I don't need the nomatch feature of ipset net:hash, a set with network
prefixes should do just fine. I do need it as a named set through.
A plain type ipv4_addr set can only hold individual addresses, so
that doesn't work with network prefixes.
I found the flags interval in the bison code, and so I tried
to test if that would work.
# nft add table testtbl
# nft add set testtbl testset { type ipv4_addr\; flags interval\; }
# nft add element testtbl testset { 192.168.3.0/24 }
> BUG: invalid data expression type prefix
> nft: netlink.c:323: netlink_gen_data: Assertion `0' failed.
> Aborted
# nft add element testtbl testset { 192.168.3.0-192.168.3.255 }
> BUG: invalid data expression type range
> nft: netlink.c:323: netlink_gen_data: Assertion `0' failed.
> Aborted
# nft add element testtbl testset { 192.168.3.0, 192.168.3.255 }
# nft list tables
> Segmentation fault
# nft flush ruleset
> Segmentation fault
How was the interval flag intended to work?

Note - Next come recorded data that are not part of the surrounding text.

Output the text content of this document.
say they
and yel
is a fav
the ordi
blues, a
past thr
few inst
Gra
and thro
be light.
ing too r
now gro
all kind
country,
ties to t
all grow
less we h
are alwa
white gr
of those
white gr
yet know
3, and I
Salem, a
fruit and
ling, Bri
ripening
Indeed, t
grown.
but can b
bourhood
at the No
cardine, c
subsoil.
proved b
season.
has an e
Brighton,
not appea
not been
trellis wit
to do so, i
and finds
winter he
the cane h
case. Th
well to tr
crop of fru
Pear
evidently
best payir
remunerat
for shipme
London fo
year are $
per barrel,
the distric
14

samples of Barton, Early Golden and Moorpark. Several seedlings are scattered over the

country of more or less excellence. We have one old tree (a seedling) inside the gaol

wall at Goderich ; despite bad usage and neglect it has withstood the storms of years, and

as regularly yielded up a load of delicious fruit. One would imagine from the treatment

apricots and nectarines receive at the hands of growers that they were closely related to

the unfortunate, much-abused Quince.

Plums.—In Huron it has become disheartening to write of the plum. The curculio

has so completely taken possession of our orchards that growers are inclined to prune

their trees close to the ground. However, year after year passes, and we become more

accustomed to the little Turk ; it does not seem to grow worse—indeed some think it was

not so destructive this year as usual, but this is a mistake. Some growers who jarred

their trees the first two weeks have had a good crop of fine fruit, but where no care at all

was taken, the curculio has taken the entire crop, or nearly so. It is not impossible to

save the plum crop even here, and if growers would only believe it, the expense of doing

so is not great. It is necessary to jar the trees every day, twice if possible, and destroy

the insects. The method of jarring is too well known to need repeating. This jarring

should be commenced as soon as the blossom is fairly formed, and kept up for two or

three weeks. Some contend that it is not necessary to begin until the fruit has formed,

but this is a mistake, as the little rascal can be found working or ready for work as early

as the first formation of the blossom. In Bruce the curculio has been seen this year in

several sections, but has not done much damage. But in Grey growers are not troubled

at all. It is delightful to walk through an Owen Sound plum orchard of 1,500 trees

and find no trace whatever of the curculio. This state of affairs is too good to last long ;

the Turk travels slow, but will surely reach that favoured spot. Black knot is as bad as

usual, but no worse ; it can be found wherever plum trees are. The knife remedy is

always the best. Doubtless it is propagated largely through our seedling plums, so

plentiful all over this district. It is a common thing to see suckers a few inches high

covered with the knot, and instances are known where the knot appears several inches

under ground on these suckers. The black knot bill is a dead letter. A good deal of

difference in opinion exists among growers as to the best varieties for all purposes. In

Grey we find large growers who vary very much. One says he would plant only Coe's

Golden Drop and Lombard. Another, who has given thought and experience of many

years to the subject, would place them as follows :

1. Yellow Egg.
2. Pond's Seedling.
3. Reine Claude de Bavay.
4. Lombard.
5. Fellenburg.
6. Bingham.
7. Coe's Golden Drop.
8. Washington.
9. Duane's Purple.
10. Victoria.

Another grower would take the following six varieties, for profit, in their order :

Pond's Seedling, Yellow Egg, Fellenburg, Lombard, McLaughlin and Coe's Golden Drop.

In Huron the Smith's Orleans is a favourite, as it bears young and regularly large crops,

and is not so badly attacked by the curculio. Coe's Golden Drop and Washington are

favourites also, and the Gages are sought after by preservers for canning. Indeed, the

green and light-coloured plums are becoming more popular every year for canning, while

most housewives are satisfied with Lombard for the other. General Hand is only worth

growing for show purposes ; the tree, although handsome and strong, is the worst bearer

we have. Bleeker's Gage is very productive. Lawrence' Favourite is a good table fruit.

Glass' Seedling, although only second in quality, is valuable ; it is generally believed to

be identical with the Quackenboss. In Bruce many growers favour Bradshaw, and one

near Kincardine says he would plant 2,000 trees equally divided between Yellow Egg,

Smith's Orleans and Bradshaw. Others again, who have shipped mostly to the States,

It would be great if the ipset article on the wiki, could have some info
on how to migrate separate ipset types to nftables set types.
The "Supported features compared to xtables" passes ipset having
been superseeded by the nftables native sets.
Versions:
nftables: c2494dd + debian version 0.5+snapshot20151106-1
libnftnl: 18bd297 + debian version 1.0.5+snapshot20151106-1
kernel: 4.4.0 + 4.3.3
Backtrace:
Program received signal SIGSEGV, Segmentation fault.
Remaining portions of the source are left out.